< LECCIÓN 6. Profilaxis y tratamiento del tromboembolismo venoso asociado a cáncer en pacientes con afectación del sistema nervioso central

CASO CLÍNICO 2

Evolución

Tres meses después del tromboembolismo pulmonar, durante el quinto mes/ciclo de quimioterapia, la paciente tiene un episodio de epistaxis y petequias en relación con trombopenia de grado 2 (plaquetas: 70.000/mm3) [4] en el contexto del tratamiento con temozolamida. La quimioterapia se detiene y se realiza un seguimiento semanal, reiniciándola a dosis reducidas un 20% cuando las plaquetas > 70.000/mm3.

El oncólogo médico se plantea suspender puntualmente el tratamiento anticoagulante pero, dado que tan solo queda un ciclo de quimioterapia, la cifra de plaquetas ha recuperado en 2 semanas y, especialmente, el nomograma PANWARDS [5] le asigna un riesgo bajo de sangrado intracraneal, se mantiene a dosis plenas.

A los 3 meses de finalizar el tratamiento con temozolamida, 10 meses desde el diagnóstico, la RMN cerebral confirma la ausencia de recurrencia tumoral. La paciente lleva 6 meses de tratamiento anticoagulante con HBPM que se mantiene en el contexto de su fibrilación auricular puesto que, por el cáncer, al estar libre de tumor, el tratamiento extendido más allá de 6 meses no está indicado [6,7] y menos aún en el contexto de un tumor cerebral que se asocia a mayor riesgo de sangrado intracraneal [8].

Discusión

Los glioblastomas multiformes sin mutación de IDH son los tumores primarios cerebrales con mayor riesgo de trombosis, que llega al 92% (Tabla 1).

En pacientes que ya están recibiendo anticoagulación en caso de retrombosis está indicado rotar a HBPM, si se está con antivitamina K, o incrementar la dosis en caso de que ocurra durante el tratamiento con HBPM a dosis terapéuticas [6,7].

En pacientes con fibrilación auricular y tratamiento anticoagulante, el nomograma PANWARDS [5] predice el riesgo de sangrado intracraneal grave.
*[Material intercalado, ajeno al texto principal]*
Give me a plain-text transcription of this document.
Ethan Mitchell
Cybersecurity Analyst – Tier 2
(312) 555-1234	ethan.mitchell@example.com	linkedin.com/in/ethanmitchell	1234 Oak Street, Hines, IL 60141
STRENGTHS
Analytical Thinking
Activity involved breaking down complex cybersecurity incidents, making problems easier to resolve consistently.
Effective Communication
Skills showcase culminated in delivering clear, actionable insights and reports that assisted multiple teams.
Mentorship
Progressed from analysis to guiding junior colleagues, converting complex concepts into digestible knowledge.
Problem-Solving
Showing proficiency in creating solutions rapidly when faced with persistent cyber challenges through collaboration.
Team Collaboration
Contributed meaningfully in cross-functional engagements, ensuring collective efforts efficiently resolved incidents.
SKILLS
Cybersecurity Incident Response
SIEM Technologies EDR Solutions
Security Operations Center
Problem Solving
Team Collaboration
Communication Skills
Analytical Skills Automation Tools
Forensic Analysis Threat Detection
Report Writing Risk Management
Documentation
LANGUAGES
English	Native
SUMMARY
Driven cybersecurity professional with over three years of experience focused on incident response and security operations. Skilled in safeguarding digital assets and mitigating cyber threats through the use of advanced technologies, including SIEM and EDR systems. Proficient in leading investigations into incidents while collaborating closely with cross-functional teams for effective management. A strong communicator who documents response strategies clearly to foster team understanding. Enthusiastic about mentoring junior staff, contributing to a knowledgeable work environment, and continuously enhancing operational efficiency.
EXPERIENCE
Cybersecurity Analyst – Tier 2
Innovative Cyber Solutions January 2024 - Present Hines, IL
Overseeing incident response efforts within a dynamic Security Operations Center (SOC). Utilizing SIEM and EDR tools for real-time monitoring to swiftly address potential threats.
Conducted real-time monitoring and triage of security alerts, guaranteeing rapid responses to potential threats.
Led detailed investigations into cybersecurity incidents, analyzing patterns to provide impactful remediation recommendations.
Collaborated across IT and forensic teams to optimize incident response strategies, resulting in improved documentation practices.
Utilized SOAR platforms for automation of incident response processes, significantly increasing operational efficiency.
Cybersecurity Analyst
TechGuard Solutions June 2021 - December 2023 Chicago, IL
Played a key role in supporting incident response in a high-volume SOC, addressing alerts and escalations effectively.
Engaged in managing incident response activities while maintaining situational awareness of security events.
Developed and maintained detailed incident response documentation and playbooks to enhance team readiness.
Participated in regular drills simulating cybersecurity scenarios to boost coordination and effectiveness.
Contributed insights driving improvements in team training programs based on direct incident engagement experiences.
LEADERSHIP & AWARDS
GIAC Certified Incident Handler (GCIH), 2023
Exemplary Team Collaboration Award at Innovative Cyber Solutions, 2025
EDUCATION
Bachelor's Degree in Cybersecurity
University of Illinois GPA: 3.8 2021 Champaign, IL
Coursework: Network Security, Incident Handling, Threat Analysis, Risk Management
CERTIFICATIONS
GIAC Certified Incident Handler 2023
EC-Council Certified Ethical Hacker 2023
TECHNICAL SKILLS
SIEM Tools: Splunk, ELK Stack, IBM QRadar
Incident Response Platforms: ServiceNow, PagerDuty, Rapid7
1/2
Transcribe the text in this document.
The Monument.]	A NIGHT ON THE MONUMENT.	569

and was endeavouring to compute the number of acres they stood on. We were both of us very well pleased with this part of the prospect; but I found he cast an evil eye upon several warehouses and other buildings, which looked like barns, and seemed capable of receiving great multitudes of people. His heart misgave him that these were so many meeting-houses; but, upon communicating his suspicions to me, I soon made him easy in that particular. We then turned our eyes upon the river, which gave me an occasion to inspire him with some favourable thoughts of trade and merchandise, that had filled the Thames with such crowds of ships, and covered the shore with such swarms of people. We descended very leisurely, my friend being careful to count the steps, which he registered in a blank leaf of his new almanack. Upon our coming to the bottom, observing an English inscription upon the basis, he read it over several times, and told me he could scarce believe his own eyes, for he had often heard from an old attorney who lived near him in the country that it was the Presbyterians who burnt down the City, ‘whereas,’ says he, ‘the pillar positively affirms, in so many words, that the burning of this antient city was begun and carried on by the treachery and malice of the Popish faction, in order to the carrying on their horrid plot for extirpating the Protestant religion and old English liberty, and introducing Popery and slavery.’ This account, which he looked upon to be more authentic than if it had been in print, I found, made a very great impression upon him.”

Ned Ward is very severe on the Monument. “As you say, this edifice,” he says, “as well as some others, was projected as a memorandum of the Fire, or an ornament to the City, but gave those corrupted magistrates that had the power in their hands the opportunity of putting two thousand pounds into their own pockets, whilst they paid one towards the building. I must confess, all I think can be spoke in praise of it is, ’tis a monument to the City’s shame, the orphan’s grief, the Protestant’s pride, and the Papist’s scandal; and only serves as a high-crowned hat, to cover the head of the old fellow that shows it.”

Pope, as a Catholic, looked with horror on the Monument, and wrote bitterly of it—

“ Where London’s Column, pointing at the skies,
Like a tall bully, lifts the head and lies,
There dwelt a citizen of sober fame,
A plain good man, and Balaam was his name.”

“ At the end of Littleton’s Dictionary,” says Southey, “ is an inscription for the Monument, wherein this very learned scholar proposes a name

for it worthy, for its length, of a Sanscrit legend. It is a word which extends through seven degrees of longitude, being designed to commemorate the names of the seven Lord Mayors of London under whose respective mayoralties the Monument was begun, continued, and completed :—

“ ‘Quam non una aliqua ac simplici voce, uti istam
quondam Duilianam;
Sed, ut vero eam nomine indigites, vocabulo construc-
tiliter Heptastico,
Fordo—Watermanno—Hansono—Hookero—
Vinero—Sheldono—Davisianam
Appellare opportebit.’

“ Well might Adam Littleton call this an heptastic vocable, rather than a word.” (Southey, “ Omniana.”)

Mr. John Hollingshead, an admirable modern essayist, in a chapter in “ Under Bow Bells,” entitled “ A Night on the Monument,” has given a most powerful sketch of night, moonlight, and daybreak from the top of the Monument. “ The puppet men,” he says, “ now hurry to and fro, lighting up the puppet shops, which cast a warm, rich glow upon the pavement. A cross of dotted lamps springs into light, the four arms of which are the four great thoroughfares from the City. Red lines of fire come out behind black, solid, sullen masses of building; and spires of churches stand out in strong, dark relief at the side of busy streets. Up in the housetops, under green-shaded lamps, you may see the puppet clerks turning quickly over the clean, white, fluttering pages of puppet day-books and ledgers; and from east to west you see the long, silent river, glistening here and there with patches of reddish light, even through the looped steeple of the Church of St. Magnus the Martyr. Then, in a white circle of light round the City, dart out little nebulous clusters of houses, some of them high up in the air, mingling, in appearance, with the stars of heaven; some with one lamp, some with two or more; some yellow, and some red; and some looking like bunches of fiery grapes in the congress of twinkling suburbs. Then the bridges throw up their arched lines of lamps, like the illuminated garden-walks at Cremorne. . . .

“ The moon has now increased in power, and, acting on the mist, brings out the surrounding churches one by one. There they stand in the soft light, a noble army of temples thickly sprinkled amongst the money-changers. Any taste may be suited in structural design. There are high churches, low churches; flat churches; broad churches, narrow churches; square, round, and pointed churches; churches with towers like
Como podemos ver en la (Tabla 2), nuestra paciente tan solo presenta un factor de riesgo de sangrado, la trombopenia.

Dado que en gliomas cerebrales existe un aumento del riesgo de sangrado intracraneal (OR: 3,75; IC 95%: 1,42-9,95; p = 0,01; I2 = 33%) [8], pasados 6 meses de tratamiento anticoagulante, en ausencia de factores de riesgo y en casos de remisión completa del tumor, el tratamiento podría suspenderse.

En nuestra paciente se mantuvo por existir otra enfermedad crónica protrombótica, la fibrilación auricular.